A woman shows the ink on her hand after voting during the first phase of the parliamentary elections at a polling station in Giza governorate, Egypt, October 18, 2015.
Egyptians began voting in a long-awaited parliamentary election on Sunday, the final step in a process that was meant to put the country back on a democratic course but which critics say has been undermined by state repression.
Egypt has had no parliament since June 2012 when a court dissolved the democratically-elected main chamber, then dominated by the Muslim Brotherhood, reversing a key accomplishment of the 2011 uprising that toppled Hosni Mubarak. Then army chief Abdel Fattah al-Sisi ousted elected President Mohamed Mursi of the Brotherhood the following year, banning Egypt’s oldest Islamist movement and declaring it a terrorist organisation.

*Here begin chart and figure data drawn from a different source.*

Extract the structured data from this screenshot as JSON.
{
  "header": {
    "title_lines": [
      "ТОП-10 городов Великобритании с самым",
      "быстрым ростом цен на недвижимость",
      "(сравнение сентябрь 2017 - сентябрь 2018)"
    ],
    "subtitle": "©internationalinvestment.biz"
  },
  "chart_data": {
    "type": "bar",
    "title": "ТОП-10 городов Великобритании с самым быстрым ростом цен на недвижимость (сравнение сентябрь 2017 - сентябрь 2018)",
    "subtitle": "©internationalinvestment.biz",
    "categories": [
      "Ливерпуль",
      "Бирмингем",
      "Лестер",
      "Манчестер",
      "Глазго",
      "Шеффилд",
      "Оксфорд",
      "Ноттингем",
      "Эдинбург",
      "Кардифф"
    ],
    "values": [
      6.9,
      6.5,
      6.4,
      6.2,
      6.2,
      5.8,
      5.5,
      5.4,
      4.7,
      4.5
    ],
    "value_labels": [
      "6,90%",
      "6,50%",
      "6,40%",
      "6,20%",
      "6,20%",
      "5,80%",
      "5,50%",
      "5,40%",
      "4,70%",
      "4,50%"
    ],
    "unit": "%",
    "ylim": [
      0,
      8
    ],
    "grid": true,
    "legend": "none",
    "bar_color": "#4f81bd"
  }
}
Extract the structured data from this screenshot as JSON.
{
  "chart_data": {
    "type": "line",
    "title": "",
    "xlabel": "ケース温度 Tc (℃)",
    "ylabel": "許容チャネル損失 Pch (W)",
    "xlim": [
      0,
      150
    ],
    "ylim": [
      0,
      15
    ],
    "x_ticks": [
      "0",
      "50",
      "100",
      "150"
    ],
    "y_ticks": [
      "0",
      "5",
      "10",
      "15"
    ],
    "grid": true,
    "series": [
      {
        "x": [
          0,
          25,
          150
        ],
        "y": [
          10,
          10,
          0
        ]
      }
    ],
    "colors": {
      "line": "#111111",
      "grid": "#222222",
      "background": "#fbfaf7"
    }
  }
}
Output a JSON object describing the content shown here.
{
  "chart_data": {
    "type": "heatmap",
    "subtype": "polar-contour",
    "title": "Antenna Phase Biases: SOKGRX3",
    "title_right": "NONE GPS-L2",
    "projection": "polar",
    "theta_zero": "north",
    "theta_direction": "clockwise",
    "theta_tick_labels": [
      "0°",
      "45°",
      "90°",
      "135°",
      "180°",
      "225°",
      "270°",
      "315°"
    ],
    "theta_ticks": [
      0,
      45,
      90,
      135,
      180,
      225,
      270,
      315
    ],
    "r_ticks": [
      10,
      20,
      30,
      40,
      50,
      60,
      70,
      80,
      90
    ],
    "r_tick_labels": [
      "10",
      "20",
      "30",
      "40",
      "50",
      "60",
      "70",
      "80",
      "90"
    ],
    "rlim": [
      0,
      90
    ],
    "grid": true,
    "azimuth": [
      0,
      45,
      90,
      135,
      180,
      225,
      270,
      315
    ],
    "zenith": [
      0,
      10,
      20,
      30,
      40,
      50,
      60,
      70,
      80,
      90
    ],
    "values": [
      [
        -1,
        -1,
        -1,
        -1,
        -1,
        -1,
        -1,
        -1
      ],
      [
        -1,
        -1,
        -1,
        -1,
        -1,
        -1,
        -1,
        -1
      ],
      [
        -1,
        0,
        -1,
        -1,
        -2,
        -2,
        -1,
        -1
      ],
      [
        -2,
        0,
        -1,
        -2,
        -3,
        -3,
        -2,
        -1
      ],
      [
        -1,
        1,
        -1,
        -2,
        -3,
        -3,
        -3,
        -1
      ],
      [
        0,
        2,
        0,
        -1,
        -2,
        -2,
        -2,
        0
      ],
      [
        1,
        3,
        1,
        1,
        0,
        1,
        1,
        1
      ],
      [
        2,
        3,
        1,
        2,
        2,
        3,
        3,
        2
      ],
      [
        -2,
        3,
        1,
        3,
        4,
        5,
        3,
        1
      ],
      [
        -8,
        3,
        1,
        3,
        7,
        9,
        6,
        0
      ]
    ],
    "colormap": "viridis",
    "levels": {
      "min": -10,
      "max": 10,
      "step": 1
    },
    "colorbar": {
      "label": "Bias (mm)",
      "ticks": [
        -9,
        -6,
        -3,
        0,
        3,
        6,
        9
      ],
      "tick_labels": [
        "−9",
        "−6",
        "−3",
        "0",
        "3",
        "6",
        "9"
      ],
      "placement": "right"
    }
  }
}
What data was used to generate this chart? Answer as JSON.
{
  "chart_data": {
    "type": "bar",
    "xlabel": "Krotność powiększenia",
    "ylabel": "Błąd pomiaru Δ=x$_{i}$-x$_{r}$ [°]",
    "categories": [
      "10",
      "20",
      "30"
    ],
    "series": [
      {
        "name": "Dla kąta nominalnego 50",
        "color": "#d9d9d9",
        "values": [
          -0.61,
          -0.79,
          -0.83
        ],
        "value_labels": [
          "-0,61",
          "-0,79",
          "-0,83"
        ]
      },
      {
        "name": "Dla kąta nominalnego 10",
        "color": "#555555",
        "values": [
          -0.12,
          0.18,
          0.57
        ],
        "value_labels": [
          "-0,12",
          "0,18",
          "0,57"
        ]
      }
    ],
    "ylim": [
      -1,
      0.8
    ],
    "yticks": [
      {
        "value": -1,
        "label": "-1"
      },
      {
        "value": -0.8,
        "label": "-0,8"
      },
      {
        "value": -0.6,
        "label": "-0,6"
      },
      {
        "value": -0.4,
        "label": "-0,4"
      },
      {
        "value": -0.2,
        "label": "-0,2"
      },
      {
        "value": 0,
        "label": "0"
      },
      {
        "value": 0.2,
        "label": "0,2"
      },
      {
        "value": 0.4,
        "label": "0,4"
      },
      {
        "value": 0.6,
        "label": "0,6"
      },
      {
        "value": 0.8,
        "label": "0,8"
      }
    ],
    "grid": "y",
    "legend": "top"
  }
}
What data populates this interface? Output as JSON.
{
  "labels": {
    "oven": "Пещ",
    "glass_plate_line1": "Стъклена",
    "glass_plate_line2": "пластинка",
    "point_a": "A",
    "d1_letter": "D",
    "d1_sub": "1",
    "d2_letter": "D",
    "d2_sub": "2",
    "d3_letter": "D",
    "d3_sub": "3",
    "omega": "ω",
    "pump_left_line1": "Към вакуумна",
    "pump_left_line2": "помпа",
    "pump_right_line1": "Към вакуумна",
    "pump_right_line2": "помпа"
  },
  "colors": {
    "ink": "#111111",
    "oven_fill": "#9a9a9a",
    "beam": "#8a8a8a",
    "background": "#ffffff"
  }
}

Egypt’s constitution, passed by referendum before Sisi won a presidential vote in mid-2014, endows the new parliament with wide-ranging powers. On paper, it can reject the president’s choice for prime minister or even impeach the president. But with Muslim Brotherhood leaders and youth activists at the forefront of the 2011 revolt behind bars, critics fear the elections will produce a rubber-stamp parliament.
In a televised speech on Saturday, Sisi called on all Egyptians to head to the ballot boxes and urged the armed forces and interior ministry to secure the voting process. “I call on you all, men and women, young and old, farmers and workers from all over the country to rally for the sake of the country... and choose well,” he said.
Sisi secured support from other opposition groups for ousting Mursi by promising a prompt parliamentary vote. The elections, repeatedly postponed, will now take place over two rounds on Oct 18-19 and Nov 22-23.
This week, voters cast their ballots in 14 regions including Egypt’s second city of Alexandria on the Mediterranean coast and Giza, a province which includes parts of Cairo west of the Nile.